On June 6, 1766, he married Mary Frogat (1744–1772) in New York City. They were the parents of one daughter, Mary Alsop (1769–1819), who married Rufus King (1755–1827).

Alsop died at his home in Newtown, Queens County, New York, on November 22, 1794, and is buried in Trinity Church Cemetery in Manhattan. His considerable fortune was passed to his daughter and son-in-law after his death.

===Descendants===
His nephew, Richard Alsop (1761–1815), was an author who wrote the National and Civil History of Chili, in two volumes, and was one of The Hartford Wits, also known as the Connecticut Wits, who were a group of American writers centered around Yale University and flourished in the 1780s and 1790s. In 1800, Alsop wrote a monody, in heroic verse, on the death of Washington.

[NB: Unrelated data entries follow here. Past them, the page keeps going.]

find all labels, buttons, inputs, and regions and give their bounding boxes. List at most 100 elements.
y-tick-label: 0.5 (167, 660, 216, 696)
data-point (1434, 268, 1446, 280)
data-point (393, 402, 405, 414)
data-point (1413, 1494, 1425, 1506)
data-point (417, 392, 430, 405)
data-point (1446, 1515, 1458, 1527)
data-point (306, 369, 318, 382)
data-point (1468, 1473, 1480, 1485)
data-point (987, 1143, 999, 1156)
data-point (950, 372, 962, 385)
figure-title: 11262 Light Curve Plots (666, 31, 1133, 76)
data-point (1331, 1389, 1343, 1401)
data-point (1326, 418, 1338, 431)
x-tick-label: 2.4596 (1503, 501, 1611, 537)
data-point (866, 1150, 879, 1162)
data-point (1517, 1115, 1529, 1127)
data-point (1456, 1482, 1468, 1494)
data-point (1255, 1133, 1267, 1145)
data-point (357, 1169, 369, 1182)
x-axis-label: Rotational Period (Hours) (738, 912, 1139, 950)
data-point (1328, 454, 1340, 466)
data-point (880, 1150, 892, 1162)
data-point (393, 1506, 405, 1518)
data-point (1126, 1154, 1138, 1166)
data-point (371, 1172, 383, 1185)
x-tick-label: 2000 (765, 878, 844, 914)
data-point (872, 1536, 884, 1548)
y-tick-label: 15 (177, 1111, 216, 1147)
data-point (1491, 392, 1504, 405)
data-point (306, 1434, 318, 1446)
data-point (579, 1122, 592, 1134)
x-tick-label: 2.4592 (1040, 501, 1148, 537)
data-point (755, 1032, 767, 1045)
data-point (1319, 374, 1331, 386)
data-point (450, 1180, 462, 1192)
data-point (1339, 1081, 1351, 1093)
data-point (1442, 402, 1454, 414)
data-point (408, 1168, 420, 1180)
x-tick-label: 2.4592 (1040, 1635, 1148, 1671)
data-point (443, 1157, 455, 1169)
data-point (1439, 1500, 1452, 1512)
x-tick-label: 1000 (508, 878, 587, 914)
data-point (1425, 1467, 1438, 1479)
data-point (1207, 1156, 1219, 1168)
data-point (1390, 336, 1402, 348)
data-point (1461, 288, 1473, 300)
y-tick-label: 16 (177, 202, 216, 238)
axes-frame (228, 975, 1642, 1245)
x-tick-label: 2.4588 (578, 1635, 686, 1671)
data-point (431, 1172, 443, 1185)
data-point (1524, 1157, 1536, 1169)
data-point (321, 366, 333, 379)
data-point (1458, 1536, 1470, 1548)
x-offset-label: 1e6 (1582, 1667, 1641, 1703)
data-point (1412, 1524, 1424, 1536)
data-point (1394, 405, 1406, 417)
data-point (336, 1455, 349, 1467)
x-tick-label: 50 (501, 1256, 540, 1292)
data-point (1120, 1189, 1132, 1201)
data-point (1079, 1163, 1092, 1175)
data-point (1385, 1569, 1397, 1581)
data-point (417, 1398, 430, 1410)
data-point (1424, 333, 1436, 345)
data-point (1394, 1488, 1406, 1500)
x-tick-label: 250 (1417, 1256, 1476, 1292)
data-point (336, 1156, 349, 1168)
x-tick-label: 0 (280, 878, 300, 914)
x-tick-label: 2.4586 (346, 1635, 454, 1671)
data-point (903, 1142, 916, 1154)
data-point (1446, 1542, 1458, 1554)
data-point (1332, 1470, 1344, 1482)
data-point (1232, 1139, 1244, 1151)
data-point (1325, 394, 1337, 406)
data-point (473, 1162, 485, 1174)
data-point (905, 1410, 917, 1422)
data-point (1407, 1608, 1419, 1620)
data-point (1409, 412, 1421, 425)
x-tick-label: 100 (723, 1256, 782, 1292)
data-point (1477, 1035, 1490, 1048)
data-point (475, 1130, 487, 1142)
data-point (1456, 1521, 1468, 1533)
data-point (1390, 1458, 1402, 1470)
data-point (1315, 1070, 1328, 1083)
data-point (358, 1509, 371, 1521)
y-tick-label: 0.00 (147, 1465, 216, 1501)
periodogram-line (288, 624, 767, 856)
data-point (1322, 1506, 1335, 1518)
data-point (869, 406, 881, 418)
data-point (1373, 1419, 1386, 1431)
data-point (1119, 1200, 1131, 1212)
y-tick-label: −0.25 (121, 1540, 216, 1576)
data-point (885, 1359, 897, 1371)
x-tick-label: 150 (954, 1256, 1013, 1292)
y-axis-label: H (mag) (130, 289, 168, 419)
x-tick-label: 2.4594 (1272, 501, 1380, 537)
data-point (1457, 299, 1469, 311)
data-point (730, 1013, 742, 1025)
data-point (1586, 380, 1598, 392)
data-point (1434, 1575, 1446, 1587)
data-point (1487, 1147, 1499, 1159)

His son, also Richard Alsop (1790–1842), a partner of W. S. Wetmore, founded the house of Alsop & Co., in Valparaíso, Chile, and Lima, Peru.

Another nephew, Joseph W. Alsop (1772–1844), had a daughter Lucy Alsop, who married Henry Chauncey, of the firm of Alsop & Chauncey, of New York City, who founded the Pacific Mail Steamship Company in 1848. His son, Joseph Wright Alsop, Jr. (1804–1878), was the father of Joseph Wright Alsop III (1838–1891), who was the father of Joseph Wright Alsop IV (1876–1953) who married Corinne Douglas Robinson (1886–1971), a niece of Theodore Roosevelt, and were the parents of Joseph Wright Alsop V (1910–1989) and Stewart Alsop (1914–1974), both American newspaper journalists and political analysts.